Dukungan yang Tak Pernah Putus
Di balik sorot lampu panggung, ada sosok ayah yang setia menunggu di kursi penonton. Leticia mengaku, restu orang tua adalah fondasi terkuatnya. "Papa selalu bilang, 'Apapun yang kamu pilih, pastikan itu membuatmu tumbuh.' Kata-kata itu yang saya pegang setiap kali lelah atau ragu," kenangnya.
Kemenangannya pun disambut hangat oleh rekan-rekan kampus. Di linimasa media sosial, tagar #LeticiaForGADISSampul2025 sempat bertengger di jajaran trending topic. Netizen ramai memuji gaya komunikasinya yang tenang dan substansial saat sesi tanya jawab. Berbeda dari stereotip kontes kecantikan, Leticia menjawab juri dengan runut dan berbasis data—ciri khas mahasiswa hukum yang terbiasa membaca undang-undang.
- Latar Belakang Pendidikan: Mahasiswi Fakultas Hukum UI, aktif di Lembaga Kajian Hukum Perempuan dan Anak.
- Fokus Sosial: Mendorong literasi hukum bagi remaja perempuan di daerah pinggiran Jakarta.
- Ciri Khas: Gaya komunikasi tenang, argumentatif, dan solutif.
Sebuah Akhir Pekan yang Mengubah Segalanya
Malam itu, saat namanya diumumkan sebagai pemenang, Leticia mengaku sempat membeku selama beberapa detik. "Saya kira sedang mimpi. Tapi begitu melihat Papa berdiri dan menangis, saya sadar ini nyata," ujarnya dengan mata berkaca-kaca. Kini, ia bersiap menjalani tahun jabatan yang padat. Rencana kolaborasi sudah menanti, begitu pula ekspektasi publik yang kian tinggi.
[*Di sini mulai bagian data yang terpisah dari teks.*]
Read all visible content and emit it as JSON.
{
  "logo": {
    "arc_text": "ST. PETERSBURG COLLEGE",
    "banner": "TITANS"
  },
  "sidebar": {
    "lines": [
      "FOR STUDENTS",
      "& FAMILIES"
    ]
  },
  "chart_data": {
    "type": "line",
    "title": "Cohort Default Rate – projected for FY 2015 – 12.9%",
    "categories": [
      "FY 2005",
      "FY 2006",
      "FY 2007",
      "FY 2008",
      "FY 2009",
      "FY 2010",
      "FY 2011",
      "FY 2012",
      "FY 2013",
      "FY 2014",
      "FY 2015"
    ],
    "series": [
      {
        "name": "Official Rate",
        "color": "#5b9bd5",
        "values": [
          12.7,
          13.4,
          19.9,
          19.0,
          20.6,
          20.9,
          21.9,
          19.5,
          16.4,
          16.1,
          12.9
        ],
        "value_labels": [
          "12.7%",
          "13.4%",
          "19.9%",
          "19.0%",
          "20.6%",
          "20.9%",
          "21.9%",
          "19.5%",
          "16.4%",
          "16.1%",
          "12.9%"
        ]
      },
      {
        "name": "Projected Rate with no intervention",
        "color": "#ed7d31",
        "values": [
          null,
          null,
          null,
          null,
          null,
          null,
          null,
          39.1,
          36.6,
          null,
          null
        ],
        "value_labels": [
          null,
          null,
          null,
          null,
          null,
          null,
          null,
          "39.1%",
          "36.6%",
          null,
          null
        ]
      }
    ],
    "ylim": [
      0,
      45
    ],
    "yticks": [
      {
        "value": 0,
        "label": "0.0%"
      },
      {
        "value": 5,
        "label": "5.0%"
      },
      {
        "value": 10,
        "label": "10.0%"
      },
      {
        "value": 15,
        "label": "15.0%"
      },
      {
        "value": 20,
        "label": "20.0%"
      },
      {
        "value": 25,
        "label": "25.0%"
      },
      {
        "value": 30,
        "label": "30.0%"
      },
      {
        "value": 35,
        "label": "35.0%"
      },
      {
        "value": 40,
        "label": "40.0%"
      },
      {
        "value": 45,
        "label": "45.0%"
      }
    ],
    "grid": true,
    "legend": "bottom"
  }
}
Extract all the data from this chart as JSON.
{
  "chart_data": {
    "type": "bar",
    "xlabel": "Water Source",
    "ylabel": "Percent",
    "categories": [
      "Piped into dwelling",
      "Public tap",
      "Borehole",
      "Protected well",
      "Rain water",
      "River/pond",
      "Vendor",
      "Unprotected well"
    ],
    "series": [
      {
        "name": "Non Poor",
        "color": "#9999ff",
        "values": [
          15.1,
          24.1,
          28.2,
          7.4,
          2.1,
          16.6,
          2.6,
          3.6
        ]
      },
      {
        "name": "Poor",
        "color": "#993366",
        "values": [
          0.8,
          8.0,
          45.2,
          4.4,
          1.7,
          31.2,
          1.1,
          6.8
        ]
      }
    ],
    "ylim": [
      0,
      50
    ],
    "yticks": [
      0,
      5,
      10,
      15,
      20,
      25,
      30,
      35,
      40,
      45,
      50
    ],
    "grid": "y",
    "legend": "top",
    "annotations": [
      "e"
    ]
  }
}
Namun di tengah pusaran popularitas yang baru saja datang, Leticia memilih untuk tetap membumi. "Saya masih harus kembali ke kampus besok pagi. Ada kuliah pukul delapan," katanya sambil tertawa kecil. Barangkali, di situlah letak pesonanya: tetap menjadi mahasiswi biasa yang kebetulan mengenakan mahkota, sembari menyimpan misi luar biasa di balik tawanya yang hangat.